WASHINGTON-Assistant Secretary for U.S. Immigration and Customs Enforcement (ICE) John Morton today announced standardized Memorandums of Agreement (MOAs) with 67 state and local law enforcement agencies to participate in 287(g) partnerships-improving public safety by prioritizing criminal aliens who are a threat to local communities, ensuring consistent and uniform policies and providing a force multiplier for ICE's immigration enforcement efforts across the country.
"Coordinating with our state and local partners is important to smart and effective enforcement of our immigration laws," said Department of Homeland Security Secretary Janet Napolitano. "These new agreements promote public safety by prioritizing the identification and removal of dangerous criminal aliens and ensure consistency and stronger federal oversight of state and local immigration law enforcement efforts across the nation. The rules set forth in these agreements will enhance our efforts to work together effectively with our local partners."
"These new partnerships are an essential tool for law enforcement to identify and remove dangerous criminal aliens from local communities," said Assistant Secretary Morton. "Standardizing these agreements allows us to better use the resources and capabilities of our law enforcement partners, facilitates accountability and ensures that all participating jurisdictions are following uniform standards throughout the country."

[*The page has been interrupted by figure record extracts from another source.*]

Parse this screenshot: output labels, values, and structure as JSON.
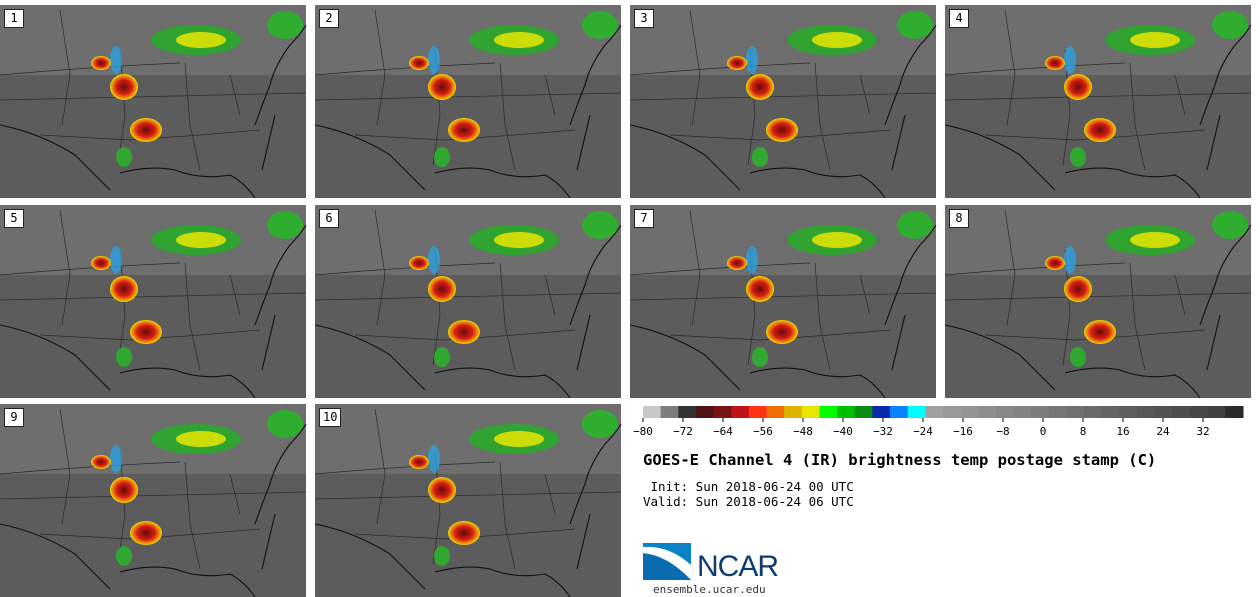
{
  "panels": [
    {
      "label": "1"
    },
    {
      "label": "2"
    },
    {
      "label": "3"
    },
    {
      "label": "4"
    },
    {
      "label": "5"
    },
    {
      "label": "6"
    },
    {
      "label": "7"
    },
    {
      "label": "8"
    },
    {
      "label": "9"
    },
    {
      "label": "10"
    }
  ],
  "colorbar": {
    "colors": [
      "#c8c8c8",
      "#7d7d7d",
      "#323232",
      "#501414",
      "#781414",
      "#be1414",
      "#ff3214",
      "#f06e0a",
      "#dcb400",
      "#e6e600",
      "#00ff00",
      "#00be00",
      "#0a8c14",
      "#0a28aa",
      "#0a82ff",
      "#00ffff",
      "#a0a0a0",
      "#9a9a9a",
      "#949494",
      "#8e8e8e",
      "#888888",
      "#828282",
      "#7c7c7c",
      "#767676",
      "#707070",
      "#6a6a6a",
      "#646464",
      "#5e5e5e",
      "#585858",
      "#525252",
      "#4c4c4c",
      "#464646",
      "#404040",
      "#2a2a2a"
    ],
    "ticks": [
      "−80",
      "−72",
      "−64",
      "−56",
      "−48",
      "−40",
      "−32",
      "−24",
      "−16",
      "−8",
      "0",
      "8",
      "16",
      "24",
      "32"
    ],
    "tick_values": [
      -80,
      -72,
      -64,
      -56,
      -48,
      -40,
      -32,
      -24,
      -16,
      -8,
      0,
      8,
      16,
      24,
      32
    ],
    "min": -80,
    "max": 40
  },
  "title": "GOES-E Channel 4 (IR) brightness temp postage stamp (C)",
  "init_text": " Init: Sun 2018-06-24 00 UTC",
  "valid_text": "Valid: Sun 2018-06-24 06 UTC",
  "logo_text": "NCAR",
  "url_text": "ensemble.ucar.edu"
}
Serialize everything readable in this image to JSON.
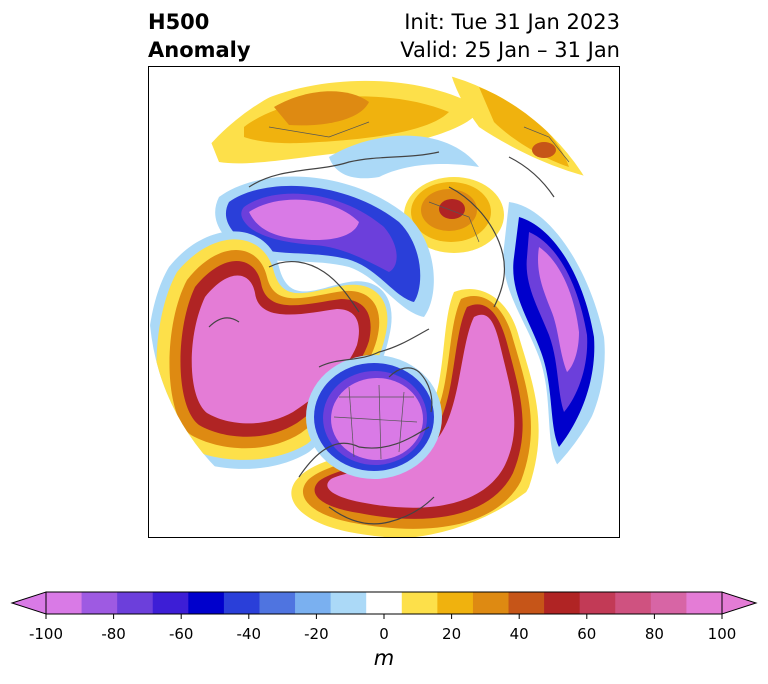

The state and local law enforcement partnerships announced today conform to the standardized 287(g) MOA announced by Secretary Janet Napolitano and Assistant Secretary Morton in July-strengthening ICE's overall immigration enforcement strategy by aligning local operations with ICE's major priorities, specifically the identification and removal of criminal aliens.
The 287(g) program acts as a force multiplier, training officers from local jurisdictions to carry out smart, effective immigration enforcement efforts aligned with ICE priorities. Throughout the country, 1,075 local officers have been trained through 287(g)-bolstering national immigration enforcement efforts and saving hundreds of millions of dollars.
From January 2009 to date, 287(g)-trained local officers are credited with the removal of approximately 24,000 aliens nationwide and have identified 48 percent more criminal aliens than during the same period in 2008.
The new partnerships include the Jail Model, in which local law enforcement agencies designate Jail Enforcement Officers to identify aliens already incarcerated within their detention facilities who are eligible for removal, as well as the Federal Task Force Model, in which agencies designate officers to work with Federal agents in locating, processing and removing criminal aliens from the United States.
- 55 agreements have been signed by ICE and the partnering agency;
- 12 agreements have been reached and await approval by the local jurisdiction's supervisory authority; and
- Six agreements have negotiations underway.
- Six jurisdictions did not re-sign the new 287(g) agreement or withdrew during negotiations for a variety of reasons, including implementation of the Secure Communities program, budgetary constraints and limited program utilization.
The new MOA clearly defines the objectives of the 287(g) program, outlines the immigration enforcement authorities granted by the agreement and provides guidelines for ICE's supervision of local agency officer operations-including information reporting and tracking, complaint procedures, and implementation measures.
To address concerns that individuals may be arrested for minor offenses as a guise to initiate removal proceedings, the new agreement requires participating local law enforcement agencies to pursue all criminal charges that originally caused the offender to be taken into custody.
The Illegal Immigration Reform and Immigrant Responsibility Act (IIRAIRA) of 1996 added Section 287(g) to the Immigration and Nationality Act, which authorizes the DHS Secretary to enter into agreements with state and local law enforcement agencies to perform immigration officer functions. Pursuant to these agreements, designated officers who receive appropriate training and function under the supervision of sworn ICE officers are permitted to perform immigration law enforcement duties.